Sabtu, 16 Agustus 2025

Respons Komisi XI DPR Soal PP Peralihan Pengawasan Kripto ke OJK dan Bank Indonesia

Payung hukum yang mengatur peralihan tugas pengaturan dan pengawasan aset keuangan digital, termasuk aset kripto, serta derivatif keuangan,

Editor: Wahyu Aji
Dok.pribadi/HO
Anggota Komisi XI DPR RI, Ahmad Najib Qodratullah. 

Hasiolan EP/Tribunnews.com

TRIBUNNEWS.COM, JAKARTA - Payung hukum yang mengatur peralihan tugas pengaturan dan pengawasan aset keuangan digital, termasuk aset kripto, serta derivatif keuangan, disahkan.

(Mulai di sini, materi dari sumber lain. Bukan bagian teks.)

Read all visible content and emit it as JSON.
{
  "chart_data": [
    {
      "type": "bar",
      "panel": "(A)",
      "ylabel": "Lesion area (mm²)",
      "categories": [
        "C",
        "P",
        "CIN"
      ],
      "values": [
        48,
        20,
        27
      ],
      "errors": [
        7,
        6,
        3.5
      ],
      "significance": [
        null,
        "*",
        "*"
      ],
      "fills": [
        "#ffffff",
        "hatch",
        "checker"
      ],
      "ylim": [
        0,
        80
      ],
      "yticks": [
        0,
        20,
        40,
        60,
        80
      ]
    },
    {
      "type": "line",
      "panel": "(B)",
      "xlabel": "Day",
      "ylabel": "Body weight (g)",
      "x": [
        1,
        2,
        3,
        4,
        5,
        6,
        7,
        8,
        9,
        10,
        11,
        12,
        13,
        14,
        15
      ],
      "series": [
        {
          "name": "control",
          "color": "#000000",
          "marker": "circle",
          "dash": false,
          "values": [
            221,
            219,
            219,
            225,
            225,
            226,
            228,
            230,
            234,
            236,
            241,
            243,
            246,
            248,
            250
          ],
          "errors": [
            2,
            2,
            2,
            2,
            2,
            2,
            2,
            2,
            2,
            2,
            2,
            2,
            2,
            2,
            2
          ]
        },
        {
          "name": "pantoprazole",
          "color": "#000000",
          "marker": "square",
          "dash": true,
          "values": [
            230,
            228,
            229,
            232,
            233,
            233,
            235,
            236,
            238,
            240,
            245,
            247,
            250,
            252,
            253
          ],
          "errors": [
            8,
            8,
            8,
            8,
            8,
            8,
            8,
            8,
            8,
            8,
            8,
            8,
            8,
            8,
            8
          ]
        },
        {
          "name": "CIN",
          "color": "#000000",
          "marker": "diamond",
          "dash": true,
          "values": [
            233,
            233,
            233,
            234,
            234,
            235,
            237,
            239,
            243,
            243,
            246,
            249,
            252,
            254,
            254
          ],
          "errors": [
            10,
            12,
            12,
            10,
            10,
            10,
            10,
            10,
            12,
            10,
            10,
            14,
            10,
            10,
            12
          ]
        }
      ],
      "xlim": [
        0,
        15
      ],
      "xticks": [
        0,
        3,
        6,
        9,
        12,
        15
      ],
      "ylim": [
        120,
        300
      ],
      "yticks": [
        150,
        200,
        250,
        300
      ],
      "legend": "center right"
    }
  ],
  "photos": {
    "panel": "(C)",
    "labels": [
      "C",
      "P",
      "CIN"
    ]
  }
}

Aturan itu tertuang dalam Peraturan Pemerintah (PP) No.49 Tahun 2024 yang ditetapkan di Jakarta pada 31 Desember 2024 dan ditandatangani oleh Presiden Prabowo Subianto.  

Tugas pengaturan dan pengawasan aset keuangan digital termasuk aset kripto serta derivatif keuangan beralih dari Badan Pengawas Perdagangan Berjangka Komoditi (Bappebti) ke Otoritas Jasa Keuangan (OJK) dan Bank Indonesia (BI) per 10 Januari 2025.

Terkait itu, anggota Komisi XI DPR RI, Ahmad Najib Qodratullah menyambut positif lahirnya PP ini.

Menurutnya, ada beberapa hal positif di balik lahirnya aturan tersebut.

"Pertama, efisiensi dan kompleksitas regulasi tujuan dibentuknya aturan di atas dalam rangka meningkatkan efisiensi sektor keuangan," kata Sekertaris FPAN DPR RI itu kepada wartawan, Kamis (9/01/2024).

Pun begitu, Najib menilai, dengan adanya PP tersebut bukan tidak mungkin dalam implementasinya akan mendapatkan tantangan terutama dalam harmonisasi peraturan lintas lembaga yaitu OJK, BI, dan Bappebti.

"Perlu upaya yang besar dalam koordinasi kebijakan jangan sampai tumpang tindih. perlu diantisipasi dengan cara mekanisme koordinasi yang jelas, kesepahaman dan pembentukan standard regulasi terpadu," saran Najib.

Hal positif kedua, lanjut dia, dengan adanya PP tersebut dampak terhadap industri keuangan digital dan kripto serta peralihan kewenangan ini akan memberikan sinyal positif dalam pengaturan dan pengawasan aset keuangan digital.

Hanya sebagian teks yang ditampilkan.